Once Christians grow beyond this stage, they began to form real relationships with other people. This is the next difficult step in growing past church programs and activities. Why? Because when we truly begin to grow in our relationships with one another, we learn people’s flaws as well as their strengths, and people learn about our flaws as well as our strengths as well. We can no longer hide behind church programs and activities.

Not only do we now have to learn to accept people in spite of their weaknesses, we have to trust other people with our own weaknesses. If we never reach this stage, then again our mutual growth will be hindered.

Once we are able to admit that we don’t truly know how to love God and others (because we had only been attending programs and activities), and once we admit that we don’t know how to build relationships with one another (we’ve only been acquaintances before), we are finally able to begin growing together.

The task is not easy. In fact, apart from Christ working in and through us by the Holy Spirit, the task is completely impossible. However, as we surrender ourselves to Christ together and learn to listen to, encourage, admonish, and help one another, we will find amazing growth toward maturity in Christ as a group.


Comments are closed.
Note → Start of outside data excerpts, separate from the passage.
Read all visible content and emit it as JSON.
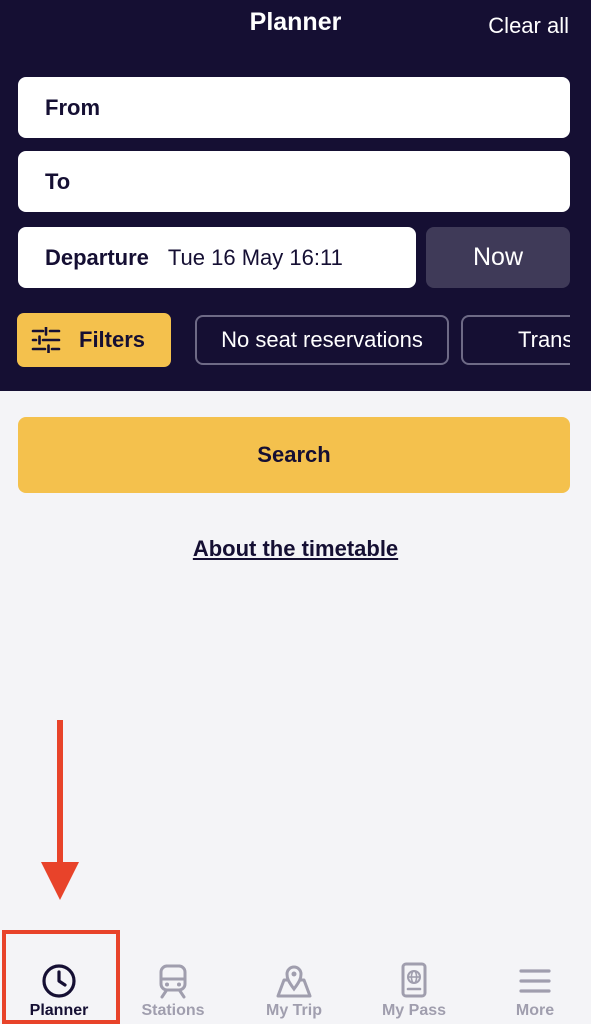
{
  "header": {
    "title": "Planner",
    "clear_all": "Clear all"
  },
  "form": {
    "from_label": "From",
    "to_label": "To",
    "departure_label": "Departure",
    "departure_value": "Tue 16 May 16:11",
    "now_label": "Now"
  },
  "filters": {
    "label": "Filters",
    "chips": [
      "No seat reservations",
      "Transfers"
    ]
  },
  "search_label": "Search",
  "about_link": "About the timetable",
  "tabs": [
    {
      "label": "Planner",
      "icon": "clock-icon",
      "active": true
    },
    {
      "label": "Stations",
      "icon": "train-icon",
      "active": false
    },
    {
      "label": "My Trip",
      "icon": "map-pin-icon",
      "active": false
    },
    {
      "label": "My Pass",
      "icon": "passport-icon",
      "active": false
    },
    {
      "label": "More",
      "icon": "menu-icon",
      "active": false
    }
  ],
  "colors": {
    "header_bg": "#150f33",
    "accent_yellow": "#f4c14d",
    "now_button_bg": "#3f3a58",
    "annotation_red": "#e8432a",
    "inactive_tab": "#a09eae"
  }
}
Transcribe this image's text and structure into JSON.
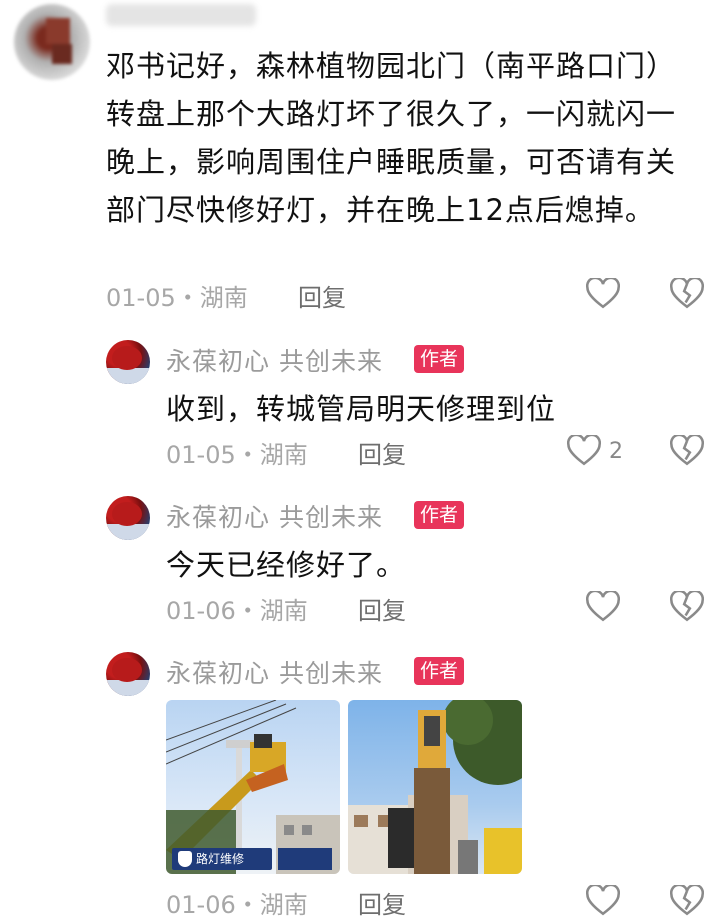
{
  "top_comment": {
    "text": "邓书记好，森林植物园北门（南平路口门）转盘上那个大路灯坏了很久了，一闪就闪一晚上，影响周围住户睡眠质量，可否请有关部门尽快修好灯，并在晚上12点后熄掉。",
    "date_location": "01-05・湖南",
    "reply_label": "回复"
  },
  "replies": [
    {
      "author": "永葆初心  共创未来",
      "badge": "作者",
      "text": "收到，转城管局明天修理到位",
      "date_location": "01-05・湖南",
      "reply_label": "回复",
      "like_count": "2"
    },
    {
      "author": "永葆初心  共创未来",
      "badge": "作者",
      "text": "今天已经修好了。",
      "date_location": "01-06・湖南",
      "reply_label": "回复"
    },
    {
      "author": "永葆初心  共创未来",
      "badge": "作者",
      "date_location": "01-06・湖南",
      "reply_label": "回复",
      "photo_caption": "路灯维修"
    }
  ],
  "icons": {
    "like": "heart-outline-icon",
    "dislike": "broken-heart-icon"
  },
  "colors": {
    "badge": "#e8345a",
    "meta": "#a7a7a7",
    "reply": "#6e6e6e"
  }
}
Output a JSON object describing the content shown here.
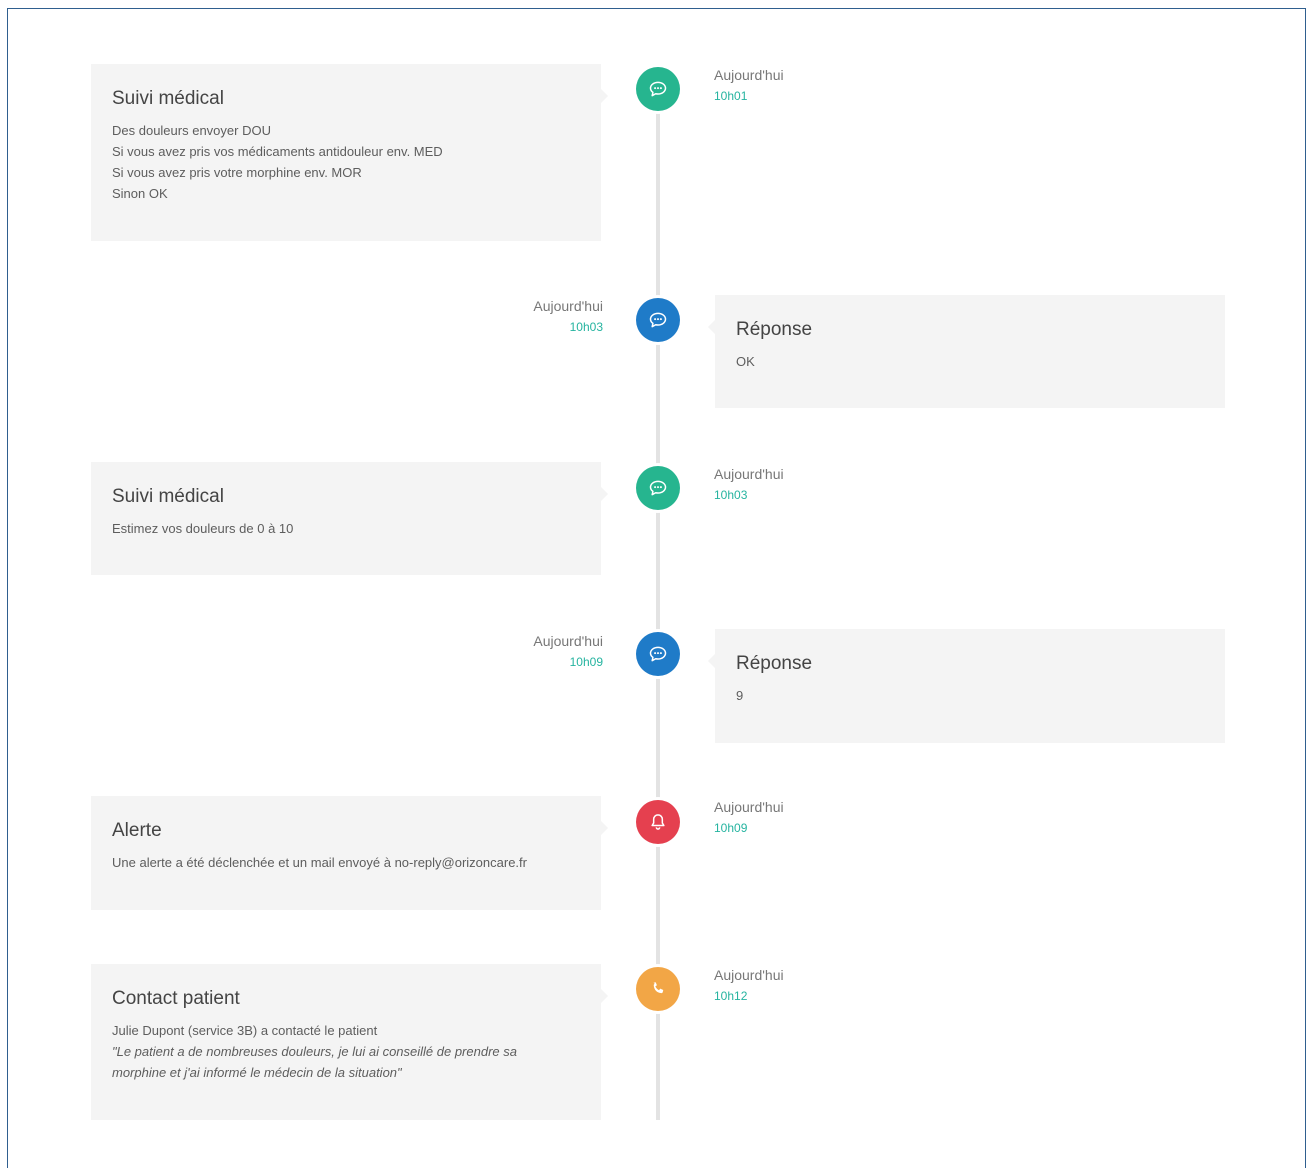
{
  "colors": {
    "green": "#26b58f",
    "blue": "#1f7bc8",
    "red": "#e5404f",
    "orange": "#f2a646",
    "time_teal": "#26b4a0"
  },
  "events": [
    {
      "side": "left",
      "icon": "chat-bubble-icon",
      "color": "green",
      "title": "Suivi médical",
      "lines": [
        "Des douleurs envoyer DOU",
        "Si vous avez pris vos médicaments antidouleur env. MED",
        "Si vous avez pris votre morphine env. MOR",
        "Sinon OK"
      ],
      "day": "Aujourd'hui",
      "hour": "10h01"
    },
    {
      "side": "right",
      "icon": "chat-bubble-icon",
      "color": "blue",
      "title": "Réponse",
      "lines": [
        "OK"
      ],
      "day": "Aujourd'hui",
      "hour": "10h03"
    },
    {
      "side": "left",
      "icon": "chat-bubble-icon",
      "color": "green",
      "title": "Suivi médical",
      "lines": [
        "Estimez vos douleurs de 0 à 10"
      ],
      "day": "Aujourd'hui",
      "hour": "10h03"
    },
    {
      "side": "right",
      "icon": "chat-bubble-icon",
      "color": "blue",
      "title": "Réponse",
      "lines": [
        "9"
      ],
      "day": "Aujourd'hui",
      "hour": "10h09"
    },
    {
      "side": "left",
      "icon": "bell-icon",
      "color": "red",
      "title": "Alerte",
      "lines": [
        "Une alerte a été déclenchée et un mail envoyé à no-reply@orizoncare.fr"
      ],
      "day": "Aujourd'hui",
      "hour": "10h09"
    },
    {
      "side": "left",
      "icon": "phone-icon",
      "color": "orange",
      "title": "Contact patient",
      "lines": [
        "Julie Dupont (service 3B) a contacté le patient",
        "\"Le patient a de nombreuses douleurs, je lui ai conseillé de prendre sa",
        "morphine et j'ai informé le médecin de la situation\""
      ],
      "day": "Aujourd'hui",
      "hour": "10h12"
    }
  ]
}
If you would like to discuss this post, send an email to alan [at] alanknox [dot] net.

  1. 5-25-2011

    We have an unfinished conversation on this topic, Alan. Great post

  2. 5-25-2011


    Thanks for posting. This is one of the top 3 reasons I left the institutional church after many years of attending.


  3. 5-25-2011

    Excellent post. I think the reason we like programs so much is the very reason you state, that we never really have to share ourselves or even learn about others. We attend to alleviate our guilt of not serving, but at the same time are able to remain more or less anonymous. We don’t want to get too close or we’ll actually have to help someone through difficulties which may drain us, or they will see our warts and might not want to associate with us again. It boils down to my own need to be affirmed by others to find worth in myself and my own selfishness in wanting to hoard my time for myself by not spend time with other people’s needs.

  4. 5-25-2011


    Yes, and we still need to get together one day when I go to Atlanta.
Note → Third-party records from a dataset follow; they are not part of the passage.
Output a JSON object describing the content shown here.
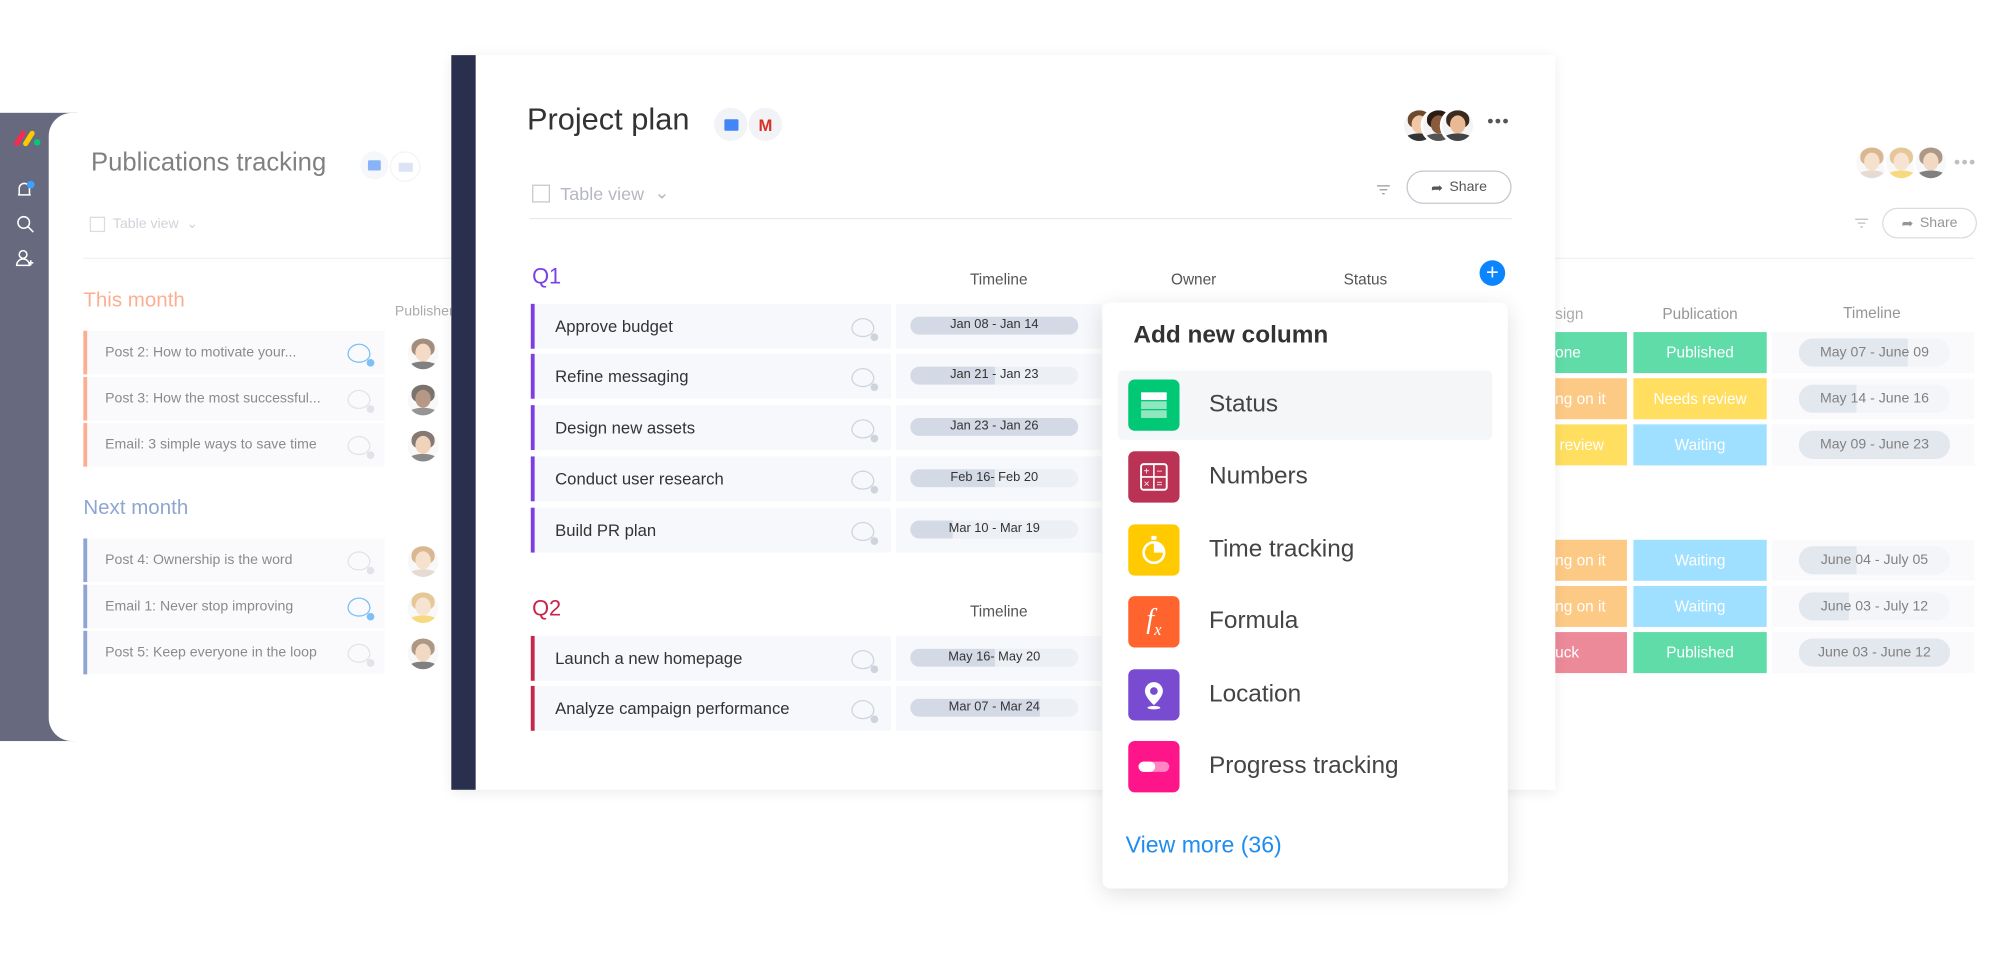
{
  "left_board": {
    "title": "Publications tracking",
    "view": "Table view",
    "publisher_header": "Publisher",
    "groups": [
      {
        "name": "This month",
        "color": "#fb7d4f",
        "items": [
          {
            "name": "Post 2: How to motivate your...",
            "comment_active": true
          },
          {
            "name": "Post 3: How the most successful...",
            "comment_active": false
          },
          {
            "name": "Email: 3 simple ways to save time",
            "comment_active": false
          }
        ]
      },
      {
        "name": "Next month",
        "color": "#4a6fb5",
        "items": [
          {
            "name": "Post 4: Ownership is the word",
            "comment_active": false
          },
          {
            "name": "Email 1: Never stop improving",
            "comment_active": true
          },
          {
            "name": "Post 5: Keep everyone in the loop",
            "comment_active": false
          }
        ]
      }
    ]
  },
  "center_board": {
    "title": "Project plan",
    "view": "Table view",
    "share_label": "Share",
    "columns": {
      "timeline": "Timeline",
      "owner": "Owner",
      "status": "Status"
    },
    "groups": [
      {
        "name": "Q1",
        "color": "#7b3fe4",
        "items": [
          {
            "name": "Approve budget",
            "timeline": "Jan 08 - Jan 14",
            "progress": 1.0
          },
          {
            "name": "Refine messaging",
            "timeline": "Jan 21 - Jan 23",
            "progress": 0.5
          },
          {
            "name": "Design new assets",
            "timeline": "Jan 23 - Jan 26",
            "progress": 1.0
          },
          {
            "name": "Conduct user research",
            "timeline": "Feb 16- Feb 20",
            "progress": 0.5
          },
          {
            "name": "Build PR plan",
            "timeline": "Mar 10 - Mar 19",
            "progress": 0.25
          }
        ]
      },
      {
        "name": "Q2",
        "color": "#c8254a",
        "items": [
          {
            "name": "Launch a new homepage",
            "timeline": "May 16- May 20",
            "progress": 0.5
          },
          {
            "name": "Analyze campaign performance",
            "timeline": "Mar 07 - Mar 24",
            "progress": 0.77
          }
        ]
      }
    ]
  },
  "add_column_menu": {
    "title": "Add new column",
    "items": [
      {
        "label": "Status",
        "color": "#00c875",
        "icon": "status-icon"
      },
      {
        "label": "Numbers",
        "color": "#bb3354",
        "icon": "numbers-icon"
      },
      {
        "label": "Time tracking",
        "color": "#ffcb00",
        "icon": "stopwatch-icon"
      },
      {
        "label": "Formula",
        "color": "#ff642e",
        "icon": "formula-icon"
      },
      {
        "label": "Location",
        "color": "#784bd1",
        "icon": "location-pin-icon"
      },
      {
        "label": "Progress tracking",
        "color": "#ff158a",
        "icon": "progress-icon"
      }
    ],
    "view_more": "View more (36)"
  },
  "right_board": {
    "share_label": "Share",
    "columns": {
      "design": "sign",
      "publication": "Publication",
      "timeline": "Timeline"
    },
    "rows": [
      {
        "design": "one",
        "design_color": "#00c875",
        "publication": "Published",
        "pub_color": "#00c875",
        "timeline": "May 07 - June 09",
        "progress": 0.72
      },
      {
        "design": "ng on it",
        "design_color": "#fdab3d",
        "publication": "Needs review",
        "pub_color": "#ffcb00",
        "timeline": "May 14 - June 16",
        "progress": 0.38
      },
      {
        "design": " review",
        "design_color": "#ffcb00",
        "publication": "Waiting",
        "pub_color": "#66ccff",
        "timeline": "May 09 - June 23",
        "progress": 1.0
      },
      {
        "design": "ng on it",
        "design_color": "#fdab3d",
        "publication": "Waiting",
        "pub_color": "#66ccff",
        "timeline": "June 04 - July 05",
        "progress": 0.38
      },
      {
        "design": "ng on it",
        "design_color": "#fdab3d",
        "publication": "Waiting",
        "pub_color": "#66ccff",
        "timeline": "June 03 - July 12",
        "progress": 0.33
      },
      {
        "design": "uck",
        "design_color": "#e2445c",
        "publication": "Published",
        "pub_color": "#00c875",
        "timeline": "June 03 - June 12",
        "progress": 1.0
      }
    ]
  }
}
    What were the other 2 reasons, if you don’t mind me asking?


    Yes, alleviating guilt and remaining anonymous is huge. I know that we were able to build/maintain relationships with people who were part of the same programs as us, but that happened outside of the program itself.


  5. 5-25-2011

    Many others, but here are the big 3

    1. The shallowness of the people attending, no fruit being seen as a body of believers. This one you just wrote about in this post.

    2. The money being spent in overhead when people are in need all over the world, and in our own community. Is all of the cost of building or even a campus needed? I know this debate is as old as dirt, but I felt led to be a bit more frugal and wise in the way I help others.

    3. As I took and taught a 2 year discipleship study, I learned much more about the New Testament church, and church structure, which showed me that Christ is the head of His Church and how we are The Bride (an organism, not an organization)

  6. 5-25-2011


    Thanks for sharing. As to #1, I’ve often heard attending listed as the main fruit…


  7. 5-25-2011

    no problem. I could write a book on each of the 3 items, but not going to.. haha

  8. 5-25-2011


    Perhaps you should…


  9. 5-25-2011

    Thanks Alan, these last two posts are very timely as we walk through the aspects of calendaring at our church and really trying for the thought that doing LESS is actually doing MORE.

    It is such a tough transition.

  10. 5-25-2011


    Selling eternal life insurance policies, to get people sitting on pews will always acts as an anaesthetic to unsuspecting church members.

  11. 5-25-2011


    I’d love to hear more about how your church is adjusting the calendar.

    Aussie John,

    I do think that the evangelical attitude of “get ’em saved” may have something to do with this.